Gloydius qinlingensis

Scientific classification
- Kingdom: Animalia
- Phylum: Chordata
- Class: Reptilia
- Order: Squamata
- Suborder: Serpentes
- Family: Viperidae
- Genus: Gloydius
- Species: G. qinlingensis
- Binomial name: Gloydius qinlingensis Song and Chen, 1985

= Gloydius qinlingensis =

- Genus: Gloydius
- Species: qinlingensis
- Authority: Song and Chen, 1985

Species of Chinese snake

Gloydius qinlingenis is a species of Asian moccasin from Shaanxi, China, named after Mt.

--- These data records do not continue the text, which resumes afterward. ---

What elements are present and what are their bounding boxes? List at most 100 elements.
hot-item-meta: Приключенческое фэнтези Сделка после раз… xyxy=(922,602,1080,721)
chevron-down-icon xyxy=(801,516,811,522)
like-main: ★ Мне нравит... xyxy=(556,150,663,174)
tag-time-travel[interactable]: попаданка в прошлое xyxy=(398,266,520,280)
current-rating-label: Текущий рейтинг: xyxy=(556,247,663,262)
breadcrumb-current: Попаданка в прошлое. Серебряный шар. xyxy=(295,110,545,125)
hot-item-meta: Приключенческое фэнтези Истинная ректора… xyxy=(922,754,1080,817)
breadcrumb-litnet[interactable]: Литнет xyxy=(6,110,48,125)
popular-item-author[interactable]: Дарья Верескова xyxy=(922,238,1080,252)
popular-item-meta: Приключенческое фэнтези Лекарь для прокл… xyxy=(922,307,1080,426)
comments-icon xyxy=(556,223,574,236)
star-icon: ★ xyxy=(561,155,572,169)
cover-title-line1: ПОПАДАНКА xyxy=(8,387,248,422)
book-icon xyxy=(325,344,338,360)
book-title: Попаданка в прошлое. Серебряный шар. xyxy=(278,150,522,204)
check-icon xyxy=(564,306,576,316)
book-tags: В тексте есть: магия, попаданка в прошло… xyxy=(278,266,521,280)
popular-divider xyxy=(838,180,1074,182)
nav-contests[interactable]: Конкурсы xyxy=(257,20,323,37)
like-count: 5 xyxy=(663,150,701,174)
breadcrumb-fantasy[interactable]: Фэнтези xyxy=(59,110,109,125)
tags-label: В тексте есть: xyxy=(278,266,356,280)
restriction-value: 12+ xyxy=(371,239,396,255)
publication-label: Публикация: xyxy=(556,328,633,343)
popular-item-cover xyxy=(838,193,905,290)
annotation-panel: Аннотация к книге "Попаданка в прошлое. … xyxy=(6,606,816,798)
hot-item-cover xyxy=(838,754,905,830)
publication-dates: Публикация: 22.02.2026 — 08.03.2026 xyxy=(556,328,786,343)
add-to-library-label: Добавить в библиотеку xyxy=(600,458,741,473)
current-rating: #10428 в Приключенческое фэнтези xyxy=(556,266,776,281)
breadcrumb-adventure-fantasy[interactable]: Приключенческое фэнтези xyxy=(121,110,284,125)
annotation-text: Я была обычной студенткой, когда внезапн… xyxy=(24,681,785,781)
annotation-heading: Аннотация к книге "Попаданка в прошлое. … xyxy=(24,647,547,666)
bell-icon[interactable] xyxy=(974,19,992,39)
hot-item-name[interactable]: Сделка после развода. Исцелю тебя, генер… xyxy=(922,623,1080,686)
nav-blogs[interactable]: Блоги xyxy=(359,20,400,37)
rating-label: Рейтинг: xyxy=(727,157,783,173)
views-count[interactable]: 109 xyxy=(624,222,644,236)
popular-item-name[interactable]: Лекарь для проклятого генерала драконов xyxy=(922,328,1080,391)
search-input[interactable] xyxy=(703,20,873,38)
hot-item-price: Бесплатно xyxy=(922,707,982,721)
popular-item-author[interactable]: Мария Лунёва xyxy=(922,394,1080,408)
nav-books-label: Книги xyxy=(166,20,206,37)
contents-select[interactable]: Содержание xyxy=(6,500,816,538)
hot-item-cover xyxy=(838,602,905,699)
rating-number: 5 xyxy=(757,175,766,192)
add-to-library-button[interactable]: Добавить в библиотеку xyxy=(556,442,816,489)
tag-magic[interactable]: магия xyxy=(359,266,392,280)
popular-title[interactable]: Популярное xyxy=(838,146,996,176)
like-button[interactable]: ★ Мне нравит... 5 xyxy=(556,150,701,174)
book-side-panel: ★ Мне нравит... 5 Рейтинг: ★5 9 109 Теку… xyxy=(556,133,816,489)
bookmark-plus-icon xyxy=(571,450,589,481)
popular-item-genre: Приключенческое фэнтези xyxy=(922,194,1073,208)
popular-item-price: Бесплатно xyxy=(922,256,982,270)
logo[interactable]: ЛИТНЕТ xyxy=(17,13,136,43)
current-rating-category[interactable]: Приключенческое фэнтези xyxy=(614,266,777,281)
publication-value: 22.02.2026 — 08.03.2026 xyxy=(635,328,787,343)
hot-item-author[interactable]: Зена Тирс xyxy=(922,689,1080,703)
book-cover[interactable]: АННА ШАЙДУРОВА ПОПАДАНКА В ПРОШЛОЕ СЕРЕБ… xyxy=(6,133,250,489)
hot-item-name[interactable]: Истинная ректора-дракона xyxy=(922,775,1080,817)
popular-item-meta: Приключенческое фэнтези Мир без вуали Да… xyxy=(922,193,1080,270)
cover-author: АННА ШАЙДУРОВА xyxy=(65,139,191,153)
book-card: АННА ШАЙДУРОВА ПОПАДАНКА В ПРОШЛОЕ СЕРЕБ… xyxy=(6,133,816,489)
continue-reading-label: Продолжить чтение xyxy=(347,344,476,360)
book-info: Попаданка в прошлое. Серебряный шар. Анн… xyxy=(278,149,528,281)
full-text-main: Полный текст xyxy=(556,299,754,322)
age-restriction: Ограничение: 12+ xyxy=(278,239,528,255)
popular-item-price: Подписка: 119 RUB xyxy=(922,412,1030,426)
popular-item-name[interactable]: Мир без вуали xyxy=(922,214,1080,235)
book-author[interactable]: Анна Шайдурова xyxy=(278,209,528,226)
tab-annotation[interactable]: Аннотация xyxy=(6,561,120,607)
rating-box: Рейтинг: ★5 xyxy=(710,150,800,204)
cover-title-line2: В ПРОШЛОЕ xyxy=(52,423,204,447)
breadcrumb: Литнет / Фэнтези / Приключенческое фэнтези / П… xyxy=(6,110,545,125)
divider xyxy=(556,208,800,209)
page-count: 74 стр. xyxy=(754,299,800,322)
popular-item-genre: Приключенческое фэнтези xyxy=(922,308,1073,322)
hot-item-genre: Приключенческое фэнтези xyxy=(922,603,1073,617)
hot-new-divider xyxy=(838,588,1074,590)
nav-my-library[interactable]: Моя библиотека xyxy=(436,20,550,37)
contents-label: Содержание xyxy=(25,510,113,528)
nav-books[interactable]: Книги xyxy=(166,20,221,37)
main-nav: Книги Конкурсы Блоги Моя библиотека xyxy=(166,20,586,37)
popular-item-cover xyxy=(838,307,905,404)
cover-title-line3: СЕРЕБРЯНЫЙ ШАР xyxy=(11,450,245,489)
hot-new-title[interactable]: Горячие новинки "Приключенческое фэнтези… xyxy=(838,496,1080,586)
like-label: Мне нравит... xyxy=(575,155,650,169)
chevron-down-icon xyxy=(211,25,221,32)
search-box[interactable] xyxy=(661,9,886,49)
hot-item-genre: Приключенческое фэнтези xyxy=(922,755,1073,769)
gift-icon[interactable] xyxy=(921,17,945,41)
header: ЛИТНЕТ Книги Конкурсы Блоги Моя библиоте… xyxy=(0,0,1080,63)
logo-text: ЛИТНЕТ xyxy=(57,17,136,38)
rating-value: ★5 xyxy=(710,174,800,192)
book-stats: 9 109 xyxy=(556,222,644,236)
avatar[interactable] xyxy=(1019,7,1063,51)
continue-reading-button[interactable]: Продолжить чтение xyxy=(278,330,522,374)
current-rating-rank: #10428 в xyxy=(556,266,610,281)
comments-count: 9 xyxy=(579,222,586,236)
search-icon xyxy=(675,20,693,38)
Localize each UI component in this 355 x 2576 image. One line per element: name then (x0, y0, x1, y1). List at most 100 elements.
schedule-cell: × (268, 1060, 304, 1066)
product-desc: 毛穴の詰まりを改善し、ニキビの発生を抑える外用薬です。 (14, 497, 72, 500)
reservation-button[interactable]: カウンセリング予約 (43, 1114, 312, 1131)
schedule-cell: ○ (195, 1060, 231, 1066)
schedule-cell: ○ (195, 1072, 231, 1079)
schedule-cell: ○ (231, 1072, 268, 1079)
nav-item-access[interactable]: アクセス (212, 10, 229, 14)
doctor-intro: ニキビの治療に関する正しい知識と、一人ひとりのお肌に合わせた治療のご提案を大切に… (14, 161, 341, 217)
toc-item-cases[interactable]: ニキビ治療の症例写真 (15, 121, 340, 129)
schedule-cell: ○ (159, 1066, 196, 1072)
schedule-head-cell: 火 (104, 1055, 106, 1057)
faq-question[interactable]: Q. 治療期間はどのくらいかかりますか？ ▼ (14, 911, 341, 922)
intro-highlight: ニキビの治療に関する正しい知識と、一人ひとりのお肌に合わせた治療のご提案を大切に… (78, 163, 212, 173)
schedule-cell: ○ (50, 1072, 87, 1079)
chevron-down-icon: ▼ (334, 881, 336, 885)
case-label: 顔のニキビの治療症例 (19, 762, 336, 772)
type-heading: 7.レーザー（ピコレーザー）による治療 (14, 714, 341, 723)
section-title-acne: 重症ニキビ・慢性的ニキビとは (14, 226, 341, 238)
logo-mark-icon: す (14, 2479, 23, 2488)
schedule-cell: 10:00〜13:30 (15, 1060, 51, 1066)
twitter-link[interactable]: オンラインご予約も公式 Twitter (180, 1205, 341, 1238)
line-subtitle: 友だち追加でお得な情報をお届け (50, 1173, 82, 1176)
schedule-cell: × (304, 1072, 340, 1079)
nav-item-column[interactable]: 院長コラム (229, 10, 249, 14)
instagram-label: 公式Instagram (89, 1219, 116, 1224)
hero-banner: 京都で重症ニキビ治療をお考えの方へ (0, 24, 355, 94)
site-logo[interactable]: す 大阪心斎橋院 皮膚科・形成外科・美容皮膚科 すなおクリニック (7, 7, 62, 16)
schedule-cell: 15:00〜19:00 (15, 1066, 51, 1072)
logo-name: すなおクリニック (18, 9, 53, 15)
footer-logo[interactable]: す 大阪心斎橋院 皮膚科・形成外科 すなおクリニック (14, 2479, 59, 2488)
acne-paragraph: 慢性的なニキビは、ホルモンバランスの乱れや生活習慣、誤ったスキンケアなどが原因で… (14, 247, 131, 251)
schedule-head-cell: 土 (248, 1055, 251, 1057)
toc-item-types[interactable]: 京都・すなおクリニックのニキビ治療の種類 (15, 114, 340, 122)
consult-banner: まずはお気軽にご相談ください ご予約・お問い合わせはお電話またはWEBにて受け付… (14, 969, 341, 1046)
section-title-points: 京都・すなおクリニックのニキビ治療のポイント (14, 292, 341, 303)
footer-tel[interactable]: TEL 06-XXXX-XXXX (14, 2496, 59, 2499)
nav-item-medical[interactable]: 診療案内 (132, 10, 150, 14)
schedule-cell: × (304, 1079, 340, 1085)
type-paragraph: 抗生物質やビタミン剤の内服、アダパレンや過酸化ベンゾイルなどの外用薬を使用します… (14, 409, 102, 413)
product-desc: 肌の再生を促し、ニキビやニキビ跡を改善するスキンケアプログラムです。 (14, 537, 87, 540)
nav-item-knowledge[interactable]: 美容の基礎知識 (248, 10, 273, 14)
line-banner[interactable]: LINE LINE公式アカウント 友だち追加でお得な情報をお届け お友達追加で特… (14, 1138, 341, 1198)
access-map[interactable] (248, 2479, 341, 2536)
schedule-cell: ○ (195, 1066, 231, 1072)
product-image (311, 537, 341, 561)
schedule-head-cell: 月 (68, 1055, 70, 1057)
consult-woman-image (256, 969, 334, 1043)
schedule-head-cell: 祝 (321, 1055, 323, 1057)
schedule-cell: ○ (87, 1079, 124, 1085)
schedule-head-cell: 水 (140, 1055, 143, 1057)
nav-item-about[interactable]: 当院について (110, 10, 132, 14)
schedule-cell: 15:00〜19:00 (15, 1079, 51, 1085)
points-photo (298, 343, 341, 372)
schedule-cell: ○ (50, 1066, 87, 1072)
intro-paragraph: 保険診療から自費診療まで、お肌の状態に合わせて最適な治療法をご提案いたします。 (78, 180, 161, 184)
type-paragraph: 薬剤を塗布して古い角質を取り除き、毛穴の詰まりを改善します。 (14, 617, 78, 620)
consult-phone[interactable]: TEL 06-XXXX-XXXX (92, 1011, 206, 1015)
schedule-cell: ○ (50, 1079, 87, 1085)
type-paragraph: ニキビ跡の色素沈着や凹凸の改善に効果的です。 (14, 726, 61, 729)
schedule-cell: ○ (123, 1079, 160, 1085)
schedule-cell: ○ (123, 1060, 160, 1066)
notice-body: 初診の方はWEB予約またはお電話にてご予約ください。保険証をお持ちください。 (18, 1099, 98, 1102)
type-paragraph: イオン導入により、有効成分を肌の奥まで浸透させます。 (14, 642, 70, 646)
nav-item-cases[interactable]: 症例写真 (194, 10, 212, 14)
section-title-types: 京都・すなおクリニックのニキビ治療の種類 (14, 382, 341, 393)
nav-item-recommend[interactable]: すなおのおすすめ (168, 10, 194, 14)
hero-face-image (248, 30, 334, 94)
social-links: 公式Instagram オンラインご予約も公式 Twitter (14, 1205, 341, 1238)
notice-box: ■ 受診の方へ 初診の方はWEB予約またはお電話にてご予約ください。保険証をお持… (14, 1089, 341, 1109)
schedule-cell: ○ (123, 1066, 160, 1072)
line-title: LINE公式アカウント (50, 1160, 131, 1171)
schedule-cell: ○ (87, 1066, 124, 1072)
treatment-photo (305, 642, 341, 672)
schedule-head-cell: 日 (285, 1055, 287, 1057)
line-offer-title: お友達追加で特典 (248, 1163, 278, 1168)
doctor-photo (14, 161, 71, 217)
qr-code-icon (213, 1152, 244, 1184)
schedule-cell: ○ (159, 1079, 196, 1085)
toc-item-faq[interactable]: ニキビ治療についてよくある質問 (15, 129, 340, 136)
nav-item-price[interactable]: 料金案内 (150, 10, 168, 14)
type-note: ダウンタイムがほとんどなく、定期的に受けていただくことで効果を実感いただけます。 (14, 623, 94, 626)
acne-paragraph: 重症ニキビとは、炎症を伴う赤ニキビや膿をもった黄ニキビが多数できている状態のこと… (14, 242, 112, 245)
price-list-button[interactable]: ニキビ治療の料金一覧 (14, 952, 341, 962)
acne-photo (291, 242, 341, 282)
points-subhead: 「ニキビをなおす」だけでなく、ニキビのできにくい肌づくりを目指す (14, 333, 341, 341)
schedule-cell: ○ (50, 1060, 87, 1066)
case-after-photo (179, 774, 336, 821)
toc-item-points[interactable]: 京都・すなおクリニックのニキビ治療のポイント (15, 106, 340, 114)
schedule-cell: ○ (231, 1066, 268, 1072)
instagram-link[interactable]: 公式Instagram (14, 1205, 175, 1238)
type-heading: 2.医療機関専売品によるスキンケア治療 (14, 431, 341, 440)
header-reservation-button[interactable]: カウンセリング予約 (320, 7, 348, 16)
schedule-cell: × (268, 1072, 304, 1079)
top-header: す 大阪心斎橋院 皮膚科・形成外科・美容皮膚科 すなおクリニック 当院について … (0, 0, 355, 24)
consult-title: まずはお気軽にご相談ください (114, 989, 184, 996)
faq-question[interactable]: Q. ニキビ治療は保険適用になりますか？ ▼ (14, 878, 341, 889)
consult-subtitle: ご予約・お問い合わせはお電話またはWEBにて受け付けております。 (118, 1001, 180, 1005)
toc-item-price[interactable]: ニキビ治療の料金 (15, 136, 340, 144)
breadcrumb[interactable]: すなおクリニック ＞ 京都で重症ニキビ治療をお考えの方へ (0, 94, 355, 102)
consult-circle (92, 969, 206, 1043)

Qin Ling where it was originally found. As with all pit vipers, it is venomous. The taxonomic status of this species is controversial, with some reports suggesting it should be recognised as a valid species and others suggesting it is a synonym of G. strauchi, which it was previously considered a subspecies of. Currently, G. qinlingensis is considered a full species due to its genetic distance from the other members of Gloydius.

== Description ==
Gloydius qinlingensis can be distinguished by a few features including its specific scale counts as well as its oval or triangular head and light red/yellow -brown colouring with its dark brown irregular markings.

== Reproduction ==
Gloydius qinlingensis is known to be ovoviviparous.